I am really happy I have started to write poetry again now that I have a little (this is the key word) more time to do so. It may only be a few days out of fifteen but that is better than nothing.
There are lots of things I am and will always be ashamed of that I keep bringing up and can't let die like my drug problems. It's one thing to laugh about yourself and something else entirely to enjoy telling stories for the sake of shock value. I look like such an innocent and people just can't believe them. Telling the truth is so much more effective and terrible than lying for me, and I love it. I wish I could keep my mouth shut some of the time. (except when blogging because you can always stop reading :)
I wish I had experimented and had my bad behavior before college so that I would have learned when my parents still had a big influence on me and I would have gotten over that stage of my life earlier. If I had to choose good grades in HS or college, I obviously would have picked college. Although they were above average, they were not good because I was much too stoned to care.
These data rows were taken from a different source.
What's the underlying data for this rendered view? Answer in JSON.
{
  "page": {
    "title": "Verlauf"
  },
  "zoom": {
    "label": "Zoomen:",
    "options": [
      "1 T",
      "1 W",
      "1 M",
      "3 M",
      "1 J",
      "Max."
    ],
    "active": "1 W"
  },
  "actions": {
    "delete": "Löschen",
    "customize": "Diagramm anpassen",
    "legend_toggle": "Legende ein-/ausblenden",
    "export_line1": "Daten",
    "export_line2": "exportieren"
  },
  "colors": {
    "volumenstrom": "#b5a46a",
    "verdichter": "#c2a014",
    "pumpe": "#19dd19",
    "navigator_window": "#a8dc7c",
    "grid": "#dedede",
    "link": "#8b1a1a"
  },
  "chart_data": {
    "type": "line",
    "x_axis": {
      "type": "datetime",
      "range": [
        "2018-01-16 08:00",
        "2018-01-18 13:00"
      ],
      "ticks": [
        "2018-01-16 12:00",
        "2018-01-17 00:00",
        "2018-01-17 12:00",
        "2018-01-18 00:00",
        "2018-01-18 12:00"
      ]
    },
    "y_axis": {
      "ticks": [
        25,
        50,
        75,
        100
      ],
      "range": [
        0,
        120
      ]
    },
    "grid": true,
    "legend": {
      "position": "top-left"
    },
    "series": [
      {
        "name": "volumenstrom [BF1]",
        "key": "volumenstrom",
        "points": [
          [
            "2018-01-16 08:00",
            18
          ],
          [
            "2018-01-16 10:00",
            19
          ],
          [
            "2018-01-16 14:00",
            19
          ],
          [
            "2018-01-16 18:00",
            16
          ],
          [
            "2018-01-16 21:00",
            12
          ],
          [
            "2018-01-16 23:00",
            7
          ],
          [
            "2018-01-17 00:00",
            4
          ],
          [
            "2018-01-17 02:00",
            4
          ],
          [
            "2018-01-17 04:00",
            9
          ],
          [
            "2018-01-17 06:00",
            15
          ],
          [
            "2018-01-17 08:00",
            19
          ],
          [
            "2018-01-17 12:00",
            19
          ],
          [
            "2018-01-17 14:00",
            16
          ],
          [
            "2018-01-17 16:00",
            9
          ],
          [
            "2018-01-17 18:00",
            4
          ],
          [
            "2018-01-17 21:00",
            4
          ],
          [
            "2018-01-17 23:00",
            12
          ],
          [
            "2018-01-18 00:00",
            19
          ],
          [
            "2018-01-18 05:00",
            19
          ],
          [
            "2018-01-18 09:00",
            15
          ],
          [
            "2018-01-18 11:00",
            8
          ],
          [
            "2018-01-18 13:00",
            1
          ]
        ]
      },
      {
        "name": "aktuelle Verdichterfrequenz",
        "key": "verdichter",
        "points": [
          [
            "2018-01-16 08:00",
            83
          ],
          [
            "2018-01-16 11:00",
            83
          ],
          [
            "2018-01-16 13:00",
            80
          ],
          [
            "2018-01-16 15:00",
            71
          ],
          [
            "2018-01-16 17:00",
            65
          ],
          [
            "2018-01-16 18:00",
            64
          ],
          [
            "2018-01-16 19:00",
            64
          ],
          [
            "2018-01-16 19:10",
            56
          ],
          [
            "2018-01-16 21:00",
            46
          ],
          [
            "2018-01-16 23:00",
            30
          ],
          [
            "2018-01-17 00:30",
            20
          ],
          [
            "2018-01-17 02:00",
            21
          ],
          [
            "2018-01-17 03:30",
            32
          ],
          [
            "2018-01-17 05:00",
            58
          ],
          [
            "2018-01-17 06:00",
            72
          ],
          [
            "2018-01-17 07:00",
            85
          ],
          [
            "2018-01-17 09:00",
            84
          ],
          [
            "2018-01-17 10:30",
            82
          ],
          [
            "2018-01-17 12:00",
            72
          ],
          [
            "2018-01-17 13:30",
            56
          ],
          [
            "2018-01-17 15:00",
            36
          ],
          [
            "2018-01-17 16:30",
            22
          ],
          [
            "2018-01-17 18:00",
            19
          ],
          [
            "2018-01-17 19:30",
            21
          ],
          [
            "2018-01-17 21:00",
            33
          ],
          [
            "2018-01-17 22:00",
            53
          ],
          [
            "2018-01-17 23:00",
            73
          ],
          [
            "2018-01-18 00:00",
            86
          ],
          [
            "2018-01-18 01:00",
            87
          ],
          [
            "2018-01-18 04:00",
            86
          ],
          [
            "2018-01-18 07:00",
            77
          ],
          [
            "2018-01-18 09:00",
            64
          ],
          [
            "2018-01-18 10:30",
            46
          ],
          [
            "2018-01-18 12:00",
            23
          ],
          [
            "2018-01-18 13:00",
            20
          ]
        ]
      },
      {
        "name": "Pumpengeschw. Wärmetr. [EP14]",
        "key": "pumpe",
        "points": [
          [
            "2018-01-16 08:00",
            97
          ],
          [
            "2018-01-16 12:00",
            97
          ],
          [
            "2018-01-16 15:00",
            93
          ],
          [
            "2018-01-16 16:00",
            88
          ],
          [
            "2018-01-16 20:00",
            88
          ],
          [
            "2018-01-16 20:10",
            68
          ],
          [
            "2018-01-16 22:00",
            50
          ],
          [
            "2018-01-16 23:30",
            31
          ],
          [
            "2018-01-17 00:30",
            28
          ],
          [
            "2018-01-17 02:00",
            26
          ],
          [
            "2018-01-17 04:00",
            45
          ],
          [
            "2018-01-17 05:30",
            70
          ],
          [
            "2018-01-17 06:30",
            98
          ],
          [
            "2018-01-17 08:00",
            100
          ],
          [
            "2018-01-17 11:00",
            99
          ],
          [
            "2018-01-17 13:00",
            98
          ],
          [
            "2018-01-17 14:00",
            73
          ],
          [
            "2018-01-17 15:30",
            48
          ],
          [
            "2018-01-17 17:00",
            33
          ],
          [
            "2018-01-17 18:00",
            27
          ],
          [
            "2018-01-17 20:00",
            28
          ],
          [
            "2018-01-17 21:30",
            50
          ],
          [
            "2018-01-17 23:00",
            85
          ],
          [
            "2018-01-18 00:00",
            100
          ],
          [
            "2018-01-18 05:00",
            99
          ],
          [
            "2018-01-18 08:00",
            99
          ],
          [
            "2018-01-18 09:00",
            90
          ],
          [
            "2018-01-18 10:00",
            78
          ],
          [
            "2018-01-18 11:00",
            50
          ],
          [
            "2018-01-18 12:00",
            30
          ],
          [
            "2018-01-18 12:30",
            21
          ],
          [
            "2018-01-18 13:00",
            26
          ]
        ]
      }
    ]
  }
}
I really wish I had more friends who cared about me. I know everyone is busy. I am too. However I invited close to 100 friends to my wedding and about 10 came. Half from here and half traveled short distances. Two of the ones who were most important could not come and that hurt. When I want to talk to someone I always have to do the calling. It has been that way forever unless someone wants something. It would have been nice to be invited to social gatherings and be a little more popular early on and not so awkward, although I doubt I would be who I am if I had any of that.
I got an email this morning that really brought me down, which being manic, does not happen often. It was like a critique of how I seem to just not give a crap about anything and I do. It reminded me of all the times people used to say I sounded angry on the phone. It took years for me to perfect a phone voice that didn't sound that way. I am so full of sarcasm that sometimes one can read my voice better than my expressions, but those are bad too.
I am, in the end, very pleased with how things turned out over all. My family is great. My wife and cats are great. When I have a child someday I am sure that will be great. The friends are the only thing I stress over. I have from the beginning, and always will find it awesome that blogging came about because without it I would have no contact with the outside world beyond work.